Did you know that Google plays a role in climate change denial? Yes, the company whose search engine we all know and rely on fails to stop climate change denial.
Google promised last fall to stop monetizing climate change denial content through its Google Ads business, starting November 9, 2021. New research by the Center for Countering Digital Hate reveals that Google Ads still runs 50 new climate denial articles from 14 different publishers, including Breitbart, Electroverse, and Western Journal. The 50 articles reached 48,761 interactions on Facebook, with all articles published after November 8, 2021. The subjects range from calling global warming a hoax to attacking climate science as “alarmism.”
“It appears Google is spreading disinformation about its efforts to fight disinformation,” says Michael Khoo, co-chair of the climate change disinformation coalition at Friends of the Earth.

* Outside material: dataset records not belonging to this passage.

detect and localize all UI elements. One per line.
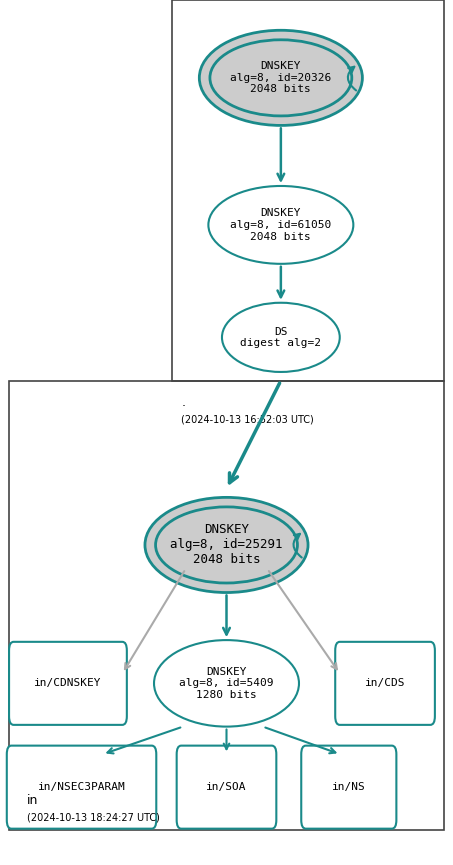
Text: (2024-10-13 16:52:03 UTC): (2024-10-13 16:52:03 UTC) [181, 414, 314, 425]
Text: in/NS: in/NS [332, 782, 366, 792]
FancyBboxPatch shape [177, 746, 276, 829]
FancyBboxPatch shape [335, 642, 435, 725]
FancyBboxPatch shape [7, 746, 156, 829]
Bar [172, 0, 444, 381]
Bar [9, 381, 444, 830]
Text: DNSKEY
alg=8, id=61050
2048 bits: DNSKEY alg=8, id=61050 2048 bits [230, 208, 332, 241]
Text: DNSKEY
alg=8, id=5409
1280 bits: DNSKEY alg=8, id=5409 1280 bits [179, 667, 274, 700]
Text: .: . [181, 395, 185, 409]
Ellipse shape [208, 186, 353, 264]
Ellipse shape [222, 303, 340, 372]
FancyBboxPatch shape [9, 642, 127, 725]
Text: in/CDNSKEY: in/CDNSKEY [34, 678, 102, 689]
Text: DS
digest alg=2: DS digest alg=2 [241, 327, 321, 348]
FancyBboxPatch shape [301, 746, 396, 829]
Text: in/NSEC3PARAM: in/NSEC3PARAM [38, 782, 125, 792]
Ellipse shape [145, 497, 308, 593]
Text: in/CDS: in/CDS [365, 678, 405, 689]
Text: (2024-10-13 18:24:27 UTC): (2024-10-13 18:24:27 UTC) [27, 812, 160, 823]
Ellipse shape [199, 30, 362, 125]
Text: in/SOA: in/SOA [206, 782, 247, 792]
Text: in: in [27, 793, 39, 807]
Ellipse shape [154, 640, 299, 727]
Text: DNSKEY
alg=8, id=20326
2048 bits: DNSKEY alg=8, id=20326 2048 bits [230, 61, 332, 94]
Text: DNSKEY
alg=8, id=25291
2048 bits: DNSKEY alg=8, id=25291 2048 bits [170, 523, 283, 567]
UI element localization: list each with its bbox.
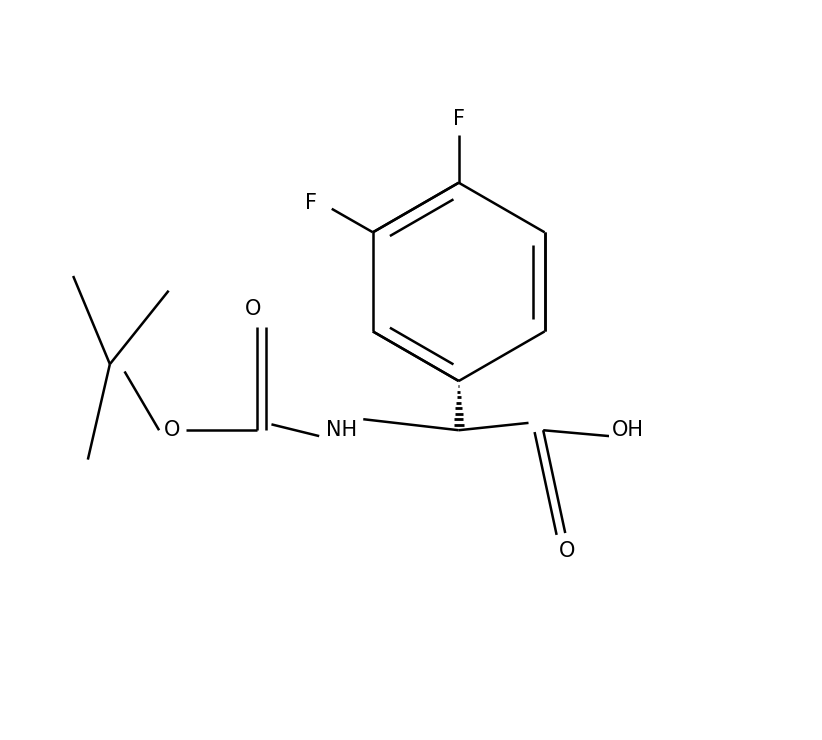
Text: OH: OH [612,420,644,440]
Text: F: F [453,109,464,129]
Text: O: O [164,420,181,440]
Text: O: O [245,299,261,319]
Text: NH: NH [326,420,357,440]
Text: F: F [305,193,317,213]
Text: O: O [558,542,575,562]
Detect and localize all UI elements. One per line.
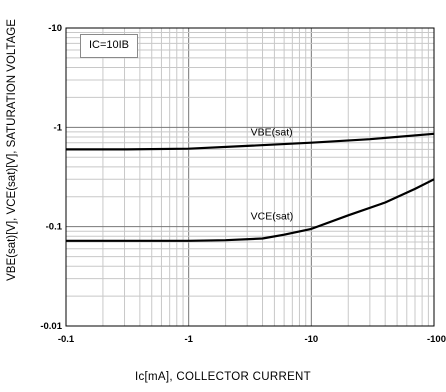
series-layer: VBE(sat) VCE(sat) [66,127,434,241]
series-label-vbe-sat: VBE(sat) [251,127,293,139]
y-axis-label-container: VBE(sat)[V], VCE(sat)[V], SATURATION VOL… [4,0,20,330]
y-tick-label: -1 [54,122,63,133]
x-axis-label: Ic[mA], COLLECTOR CURRENT [0,371,446,383]
series-label-vce-sat: VCE(sat) [251,211,294,223]
x-tick-label: -10 [304,334,318,345]
condition-annotation: IC=10IB [80,34,138,58]
plot-frame [66,28,434,326]
x-tick-label: -1 [184,334,193,345]
y-tick-label: -0.1 [46,222,63,233]
x-tick-label: -100 [427,334,446,345]
x-tick-label: -0.1 [58,334,75,345]
grid-layer [66,28,434,326]
y-tick-label: -0.01 [40,321,62,332]
y-tick-label: -10 [48,23,62,34]
y-axis-label: VBE(sat)[V], VCE(sat)[V], SATURATION VOL… [4,0,20,330]
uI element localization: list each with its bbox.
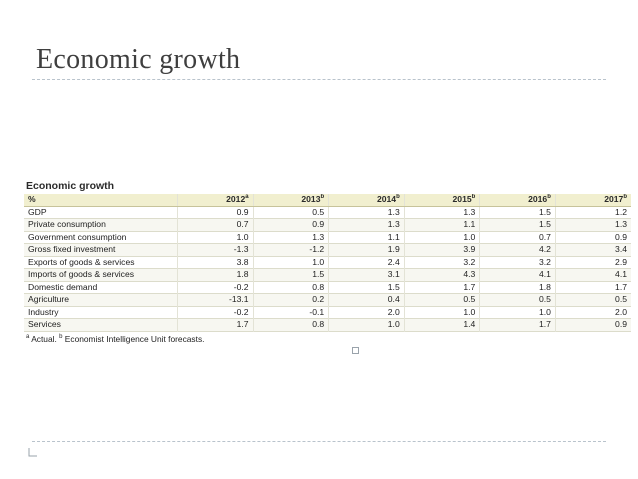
table-cell: 2.9 [554, 256, 631, 269]
footer-divider [32, 441, 606, 442]
table-cell: 0.9 [554, 318, 631, 331]
table-cell: 3.2 [403, 256, 480, 269]
table-cell: 1.0 [177, 231, 254, 244]
table-cell: 1.2 [554, 206, 631, 219]
table-cell: 1.3 [328, 206, 405, 219]
table-cell: 1.7 [403, 281, 480, 294]
table-cell: 4.3 [403, 268, 480, 281]
table-row: Industry -0.2 -0.1 2.0 1.0 1.0 2.0 [24, 306, 631, 319]
table-cell: 2.0 [554, 306, 631, 319]
row-label: Imports of goods & services [24, 268, 178, 281]
column-header: 2016b [479, 194, 556, 207]
row-label: Private consumption [24, 218, 178, 231]
table-row: Exports of goods & services 3.8 1.0 2.4 3.2 3… [24, 256, 631, 269]
table-cell: 1.7 [554, 281, 631, 294]
slide-title: Economic growth [36, 44, 241, 75]
table-cell: 1.3 [554, 218, 631, 231]
column-header: 2017b [554, 194, 631, 207]
table-cell: -0.2 [177, 281, 254, 294]
column-header: 2012a [177, 194, 254, 207]
table-cell: 1.4 [403, 318, 480, 331]
table-cell: 0.5 [554, 293, 631, 306]
row-label: Industry [28, 306, 59, 317]
table-cell: 1.3 [328, 218, 405, 231]
table-cell: 0.4 [328, 293, 405, 306]
table-cell: 2.0 [328, 306, 405, 319]
table-cell: 0.8 [252, 318, 329, 331]
table-cell: -1.3 [177, 243, 254, 256]
table-cell: -0.2 [177, 306, 254, 319]
row-label: Domestic demand [28, 281, 98, 292]
table-cell: 1.0 [252, 256, 329, 269]
table-cell: 1.5 [479, 206, 556, 219]
table-row: Domestic demand -0.2 0.8 1.5 1.7 1.8 1.7 [24, 281, 631, 294]
column-header: 2014b [328, 194, 405, 207]
row-label: Exports of goods & services [28, 256, 135, 267]
table-cell: 4.1 [554, 268, 631, 281]
table-title: Economic growth [26, 180, 115, 192]
row-label: Government consumption [28, 231, 127, 242]
table-cell: 4.1 [479, 268, 556, 281]
table-cell: 1.5 [479, 218, 556, 231]
table-cell: 0.8 [252, 281, 329, 294]
table-row: Services 1.7 0.8 1.0 1.4 1.7 0.9 [24, 318, 631, 331]
column-header: 2013b [252, 194, 329, 207]
table-cell: 1.5 [252, 268, 329, 281]
table-cell: 1.1 [403, 218, 480, 231]
table-row: Government consumption 1.0 1.3 1.1 1.0 0.7 0.9 [24, 231, 631, 244]
table-header-row: % 2012a 2013b 2014b 2015b 2016b 2017b [24, 194, 631, 207]
table-row: Imports of goods & services 1.8 1.5 3.1 4.3 4… [24, 268, 631, 281]
table-cell: 0.5 [252, 206, 329, 219]
table-cell: 1.0 [403, 306, 480, 319]
economic-growth-table: % 2012a 2013b 2014b 2015b 2016b 2017b GD… [24, 194, 631, 332]
unit-header: % [24, 194, 178, 207]
corner-bracket-icon [28, 448, 37, 457]
economic-growth-table-panel: Economic growth % 2012a 2013b 2014b 2015… [24, 180, 631, 344]
table-cell: -1.2 [252, 243, 329, 256]
table-cell: 0.2 [252, 293, 329, 306]
table-cell: 1.0 [403, 231, 480, 244]
table-row: GDP 0.9 0.5 1.3 1.3 1.5 1.2 [24, 206, 631, 219]
table-cell: -0.1 [252, 306, 329, 319]
small-square-icon [352, 347, 359, 354]
table-row: Private consumption 0.7 0.9 1.3 1.1 1.5 1.3 [24, 218, 631, 231]
table-cell: 1.1 [328, 231, 405, 244]
table-cell: 3.4 [554, 243, 631, 256]
row-label: Services [24, 318, 178, 331]
table-row: Gross fixed investment -1.3 -1.2 1.9 3.9 4.2 3… [24, 243, 631, 256]
table-cell: 3.8 [177, 256, 254, 269]
table-cell: 1.3 [252, 231, 329, 244]
table-cell: 1.0 [328, 318, 405, 331]
table-cell: 0.9 [252, 218, 329, 231]
table-cell: 4.2 [479, 243, 556, 256]
table-cell: 0.7 [177, 218, 254, 231]
table-cell: 1.7 [177, 318, 254, 331]
column-header: 2015b [403, 194, 480, 207]
table-cell: 1.3 [403, 206, 480, 219]
table-cell: 2.4 [328, 256, 405, 269]
table-cell: 3.2 [479, 256, 556, 269]
table-cell: 1.5 [328, 281, 405, 294]
table-cell: -13.1 [177, 293, 254, 306]
table-cell: 0.7 [479, 231, 556, 244]
table-cell: 3.1 [328, 268, 405, 281]
table-cell: 0.5 [479, 293, 556, 306]
table-row: Agriculture -13.1 0.2 0.4 0.5 0.5 0.5 [24, 293, 631, 306]
row-label: Agriculture [24, 293, 178, 306]
table-cell: 1.0 [479, 306, 556, 319]
table-cell: 1.8 [479, 281, 556, 294]
table-cell: 1.8 [177, 268, 254, 281]
table-cell: 0.9 [554, 231, 631, 244]
table-footnote: a Actual. b Economist Intelligence Unit … [26, 333, 205, 344]
row-label: Gross fixed investment [24, 243, 178, 256]
title-divider [32, 79, 606, 80]
table-body: GDP 0.9 0.5 1.3 1.3 1.5 1.2 Private consumption… [24, 206, 631, 331]
table-cell: 0.9 [177, 206, 254, 219]
row-label: GDP [28, 206, 47, 217]
table-cell: 3.9 [403, 243, 480, 256]
table-cell: 1.9 [328, 243, 405, 256]
table-cell: 1.7 [479, 318, 556, 331]
table-cell: 0.5 [403, 293, 480, 306]
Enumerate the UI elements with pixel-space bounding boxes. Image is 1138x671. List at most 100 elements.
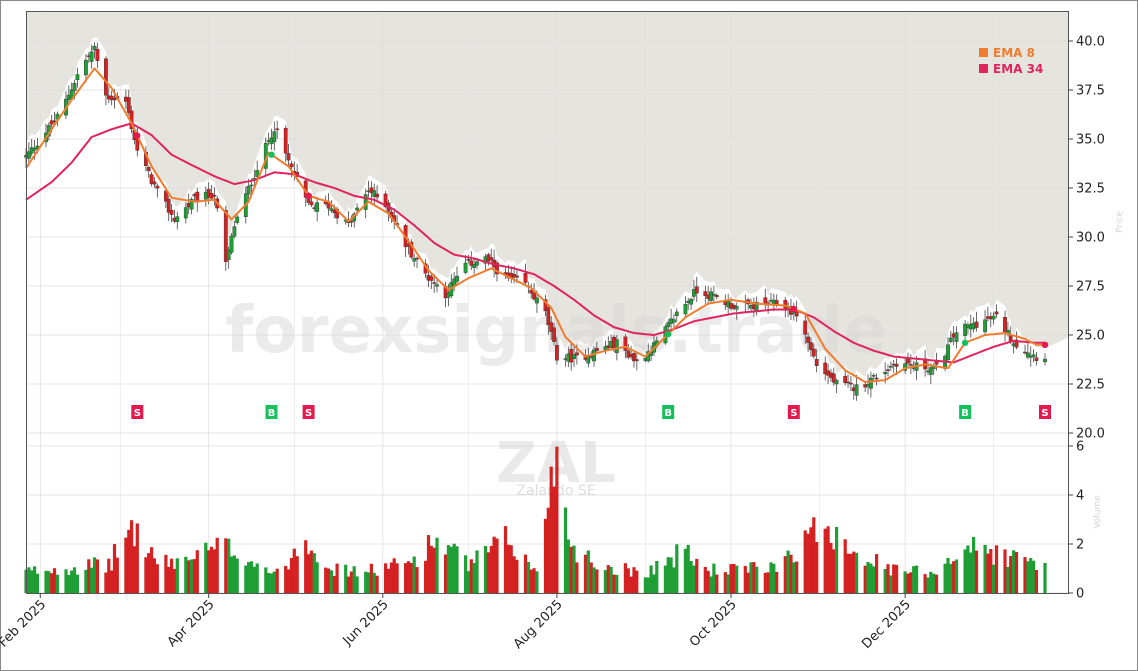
price-axis-ticks: 40.0 37.5 35.0 32.5 30.0 27.5 25.0 22.5 20.0 [1068,35,1105,442]
volume-bar [84,569,88,593]
volume-bar [529,569,533,593]
candle-body [515,275,519,278]
volume-bar [355,576,359,593]
candlestick [634,351,639,371]
volume-bar [446,545,450,593]
candlestick [272,121,277,151]
volume-bar [369,563,373,593]
volume-bar [775,571,779,593]
candle-body [146,167,151,172]
candle-body [152,181,157,185]
volume-bar [30,570,34,593]
legend-ema34-label: EMA 34 [993,62,1043,76]
signal-dot [790,305,797,313]
volume-bar [209,546,214,593]
volume-bar [595,569,599,593]
volume-bar [795,561,799,593]
candle-body [472,264,476,268]
volume-bar [915,565,919,593]
candlestick [595,341,599,354]
candle-body [92,46,97,51]
volume-bar [135,523,139,593]
candlestick [709,287,713,304]
volume-bar [909,572,913,593]
volume-bar [509,545,513,593]
candle-body [83,59,88,76]
candlestick [212,187,217,206]
volume-bar [932,573,936,593]
volume-bar [723,572,727,593]
candlestick [472,257,476,275]
volume-bar [954,559,959,593]
volume-bar [972,537,976,593]
candle-body [246,185,251,195]
candle-body [226,249,231,261]
volume-bar [110,570,114,593]
volume-bar [269,573,274,593]
volume-bar [1043,563,1047,593]
volume-bar [255,563,259,593]
signal-buy: B [662,331,675,419]
ema-lines [25,67,1045,383]
volume-bar [649,565,653,593]
candle-body [475,261,479,266]
volume-bar [289,558,294,593]
volume-bar [344,564,348,593]
volume-bar [523,554,528,593]
candlestick [283,125,288,162]
volume-bar [107,558,111,593]
candlestick [529,283,534,299]
candle-body [349,221,354,223]
volume-tick-label: 0 [1076,587,1084,602]
candlestick [831,367,836,386]
candlestick [889,361,893,371]
candlestick [928,363,933,385]
candle-body [803,320,808,335]
candle-body [712,294,716,296]
volume-bar [806,533,810,593]
candlestick [703,285,708,304]
volume-bar [346,576,351,593]
volume-bar [535,571,539,593]
candle-body [126,97,131,113]
volume-bar [130,520,134,593]
volume-bar [766,572,770,593]
candlestick [409,239,414,259]
candle-body [946,344,950,361]
volume-bar [167,567,171,593]
volume-bar [855,552,859,593]
volume-bar [623,563,627,593]
candlestick [1043,353,1047,366]
signal-label: B [664,408,672,419]
candle-body [1023,351,1027,354]
volume-bar [903,571,907,593]
signal-badge [662,405,675,419]
volume-bar [569,546,573,593]
candlestick [846,374,851,388]
signal-dot [305,192,312,199]
candle-body [869,377,873,389]
candle-body [315,202,319,212]
candlestick [674,308,679,323]
volume-bar [583,554,588,593]
candle-body [95,49,100,61]
volume-bar [549,466,553,593]
candle-body [874,377,879,380]
candle-body [489,257,494,260]
volume-bar [252,566,256,593]
volume-bar [572,545,576,593]
candle-body [89,51,94,62]
ema34-line [25,122,1045,364]
volume-bar [175,558,179,593]
volume-bar [752,562,756,593]
candle-body [592,349,596,362]
volume-bar [452,543,456,593]
volume-bar [335,563,339,593]
candle-body [435,284,439,287]
volume-bar [50,573,54,593]
candle-body [809,342,813,350]
candle-body [854,384,859,396]
candle-body [674,311,679,316]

“It’s bad enough Google hosts so much climate denial on YouTube,” Khoo says, “but it’s even worse if they’re lying about their reforms. Google must do much more to stop the spread of climate denial.”
The top 10 super polluter publishers
The Center for Countering Digital Hate released a report before COP26 showing that social media posts linking to articles from 10 “super polluter” publishers account for 69 percent of Facebook interactions with climate change denial content. The websites of the ten publishers received almost 1.1 billion visits in the six months before COP26. They earned $3.6 million as part of Google’s AdSense platform. Google AdSense gets money from companies like Capital One, DHL International, and Chevrolet. All three of those companies’ ads have run on the websites of the ten publishers.
The report further shows that Facebook is not at the top of its game dealing with climate change denial. Facebook did not label 92 percent of posts containing content from the ten publishers cited in the report. Almost all (99.5 percent) of user interactions on Facebook with posts containing content from the ten publishers were with posts containing no information or fact-checking labels.
The report recommends that Google remove these sites from their AdSense platform. Doing so will line the company up with its commitment not to fund climate change denial. The Center for Countering Digital Hate petition demands that Google take urgent action. Google must take urgent action to remove sites publishing climate change denial content from AdSense.
Americans and climate change denial
Climate change denial is found among a third of all Americans. A Washington Post-ABC News survey finds that 67 percent of respondents believe that climate change is a serious problem for the U.S. The survey also found that 31 percent of Americans think climate change is not a problem.
Climate change denial is also found in Congress. An analysis last year by the Center for American Progress found 139 members of Congress, including 109 representatives and 30 senators, who are climate change deniers. All of the 139 deniers made statements in 2021, doubting the reality of climate change. They have also received over $61 million in contributions from the coal, oil, and gas industries. They comprise 52 percent of House Republicans, 60 percent of Senate Republicans, and over one-quarter of Congress.
A 2014 article in the European Journal of American Studies finds that climate change denial is a combination of the small-government conservative ideology opposition to regulation and a defense of the American way of life, which is “defined by high consumption and ever-expanding material prosperity.” In other words, Republicans who want consumption without responsibility are fueling climate change denial in America.
What will it take for companies like Google to stop fueling American climate change denial?